1. Overview
Glucagon is a peptide hormone secreted by the alpha cells of the pancreatic islets of Langerhans. It plays a critical role in maintaining glucose homeostasis by regulating the metabolism of carbohydrates, fats, and proteins.
The primary physiological function of glucagon is to increase blood glucose levels, especially during fasting or hypoglycemic states. It achieves this by stimulating glucose production and release from the liver. Glucagon and insulin act in a counter-regulatory manner, with insulin lowering blood glucose and glucagon raising it.
Its levels are closely related to catabolic processes and are essential for maintaining energy balance. Due to its metabolic effects, its measurement has important diagnostic utility in various metabolic and endocrine disorders.
2. Symptoms / Clinical Indications
This itself does not directly cause symptoms; however, abnormal glucagon levels are associated with clinical features of glucose imbalance.
Symptom-based indications for glucagon assessment include high blood sugar levels, excessive thirst, and excessive hunger, which may suggest impaired glucose regulation or endocrine dysfunction.
These symptoms are often observed in metabolic disorders such as diabetes mellitus or in rare glucagon-secreting tumors.
3. Mechanism of Action (How Glucagon Works)
It exerts its effects primarily on the liver. When released, it promotes glycogen breakdown (glycogenolysis) and gluconeogenesis, resulting in increased blood glucose availability.
At the same time, glucagon suppresses processes associated with insulin activity. It inhibits glucose uptake by insulin-sensitive cells, suppresses DNA synthesis, reduces glycogen storage in the liver and skeletal muscle, and inhibits protein synthesis.

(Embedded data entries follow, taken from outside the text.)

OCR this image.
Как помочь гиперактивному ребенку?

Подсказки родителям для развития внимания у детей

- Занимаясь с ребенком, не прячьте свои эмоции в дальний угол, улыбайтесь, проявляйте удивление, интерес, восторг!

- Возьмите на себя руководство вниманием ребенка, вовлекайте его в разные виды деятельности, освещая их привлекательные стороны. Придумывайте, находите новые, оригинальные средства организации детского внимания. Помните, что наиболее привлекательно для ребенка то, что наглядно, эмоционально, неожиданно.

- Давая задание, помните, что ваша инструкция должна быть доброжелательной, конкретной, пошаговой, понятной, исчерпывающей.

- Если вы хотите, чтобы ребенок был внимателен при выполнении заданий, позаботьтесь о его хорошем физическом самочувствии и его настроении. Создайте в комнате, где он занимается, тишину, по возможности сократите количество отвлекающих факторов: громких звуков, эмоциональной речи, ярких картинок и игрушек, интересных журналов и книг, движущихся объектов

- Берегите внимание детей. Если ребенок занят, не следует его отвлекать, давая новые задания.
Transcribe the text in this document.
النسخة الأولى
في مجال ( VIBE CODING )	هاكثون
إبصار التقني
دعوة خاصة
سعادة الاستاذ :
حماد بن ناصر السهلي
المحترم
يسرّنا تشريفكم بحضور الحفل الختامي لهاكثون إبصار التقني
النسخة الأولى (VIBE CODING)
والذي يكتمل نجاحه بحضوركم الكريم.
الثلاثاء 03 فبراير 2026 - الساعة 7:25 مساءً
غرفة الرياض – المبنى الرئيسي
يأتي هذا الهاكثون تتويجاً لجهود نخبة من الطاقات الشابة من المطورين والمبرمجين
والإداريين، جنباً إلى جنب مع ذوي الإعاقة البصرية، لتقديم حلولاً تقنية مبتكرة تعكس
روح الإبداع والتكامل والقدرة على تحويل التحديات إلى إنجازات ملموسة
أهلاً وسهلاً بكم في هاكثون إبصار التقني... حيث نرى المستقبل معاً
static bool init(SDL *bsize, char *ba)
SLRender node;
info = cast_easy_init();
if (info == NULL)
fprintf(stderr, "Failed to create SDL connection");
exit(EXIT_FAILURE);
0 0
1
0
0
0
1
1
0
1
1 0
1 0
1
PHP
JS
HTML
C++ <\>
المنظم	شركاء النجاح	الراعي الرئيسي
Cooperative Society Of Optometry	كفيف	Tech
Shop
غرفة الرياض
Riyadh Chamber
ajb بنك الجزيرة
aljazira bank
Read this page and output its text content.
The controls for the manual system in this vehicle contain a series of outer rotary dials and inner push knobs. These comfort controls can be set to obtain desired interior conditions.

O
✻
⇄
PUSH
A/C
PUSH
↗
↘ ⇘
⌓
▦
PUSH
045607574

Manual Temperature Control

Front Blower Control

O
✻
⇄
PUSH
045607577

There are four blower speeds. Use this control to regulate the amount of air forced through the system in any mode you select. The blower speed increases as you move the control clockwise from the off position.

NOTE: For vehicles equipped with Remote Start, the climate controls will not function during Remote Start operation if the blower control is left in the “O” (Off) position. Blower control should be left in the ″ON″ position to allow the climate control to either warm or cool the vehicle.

Conversely, glucagon stimulates fat breakdown (lipolysis) and protein breakdown, supporting energy production during fasting states. Through these actions, glucagon ensures adequate glucose supply to vital organs, particularly the brain, during periods of low carbohydrate intake.
4. Causes and Risk Factors (Assessment-wise Indications)
Assessment of these levels is indicated in several clinical scenarios. In endocrine disorders, testing is used for the evaluation of growth hormone deficiency and adrenal insufficiency.
In metabolic assessment, it assists in the investigation of hypoglycemia and the evaluation of glycogen storage diseases.
The testing also serves as an alternative to the insulin tolerance test for assessing pituitary function when ITT is contraindicated.
In research and specialized endocrine evaluations, it is used in studies of glucose metabolism and hormonal reserve testing.
Persistently elevated levels may indicate glucagonoma, a rare pancreatic alpha-cell tumor, and should be suspected in cases of unexplained hyperglycemia.
5. Prevention, Sample Collection, and Clinical Management
Its testing is primarily a diagnostic tool rather than a preventive measure. Accurate measurement requires strict adherence to sample collection and handling protocols due to the hormone’s instability.
Patients are instructed to stop biotin supplementation for at least 72 hours before testing, as biotin can interfere with immunoassay results. A 1 mL blood sample is collected in an EDTA container. Plasma must be separated promptly, transferred to a plastic transport tube, and frozen immediately. Samples should be transported in a chilled state, and frozen plasma remains stable for up to 7 days.
The normal reference range for plasma glucagon is 13–159 pg/mL, although values may vary depending on the assay used. Laboratories are advised to follow method-specific reference ranges.
It levels normally increase during prolonged fasting and hypoglycemia. Persistently elevated levels may be seen in glucagonoma, liver disease, or other endocrine disorders. Improper sample handling or delayed freezing can result in inaccurate measurements.
Clinically, glucagon estimation supports the diagnosis of metabolic and endocrine disorders, aids in the evaluation of unexplained hyperglycemia, and provides insight into counter-regulatory hormone function. However, results must always be interpreted in conjunction with clinical findings and other laboratory parameters.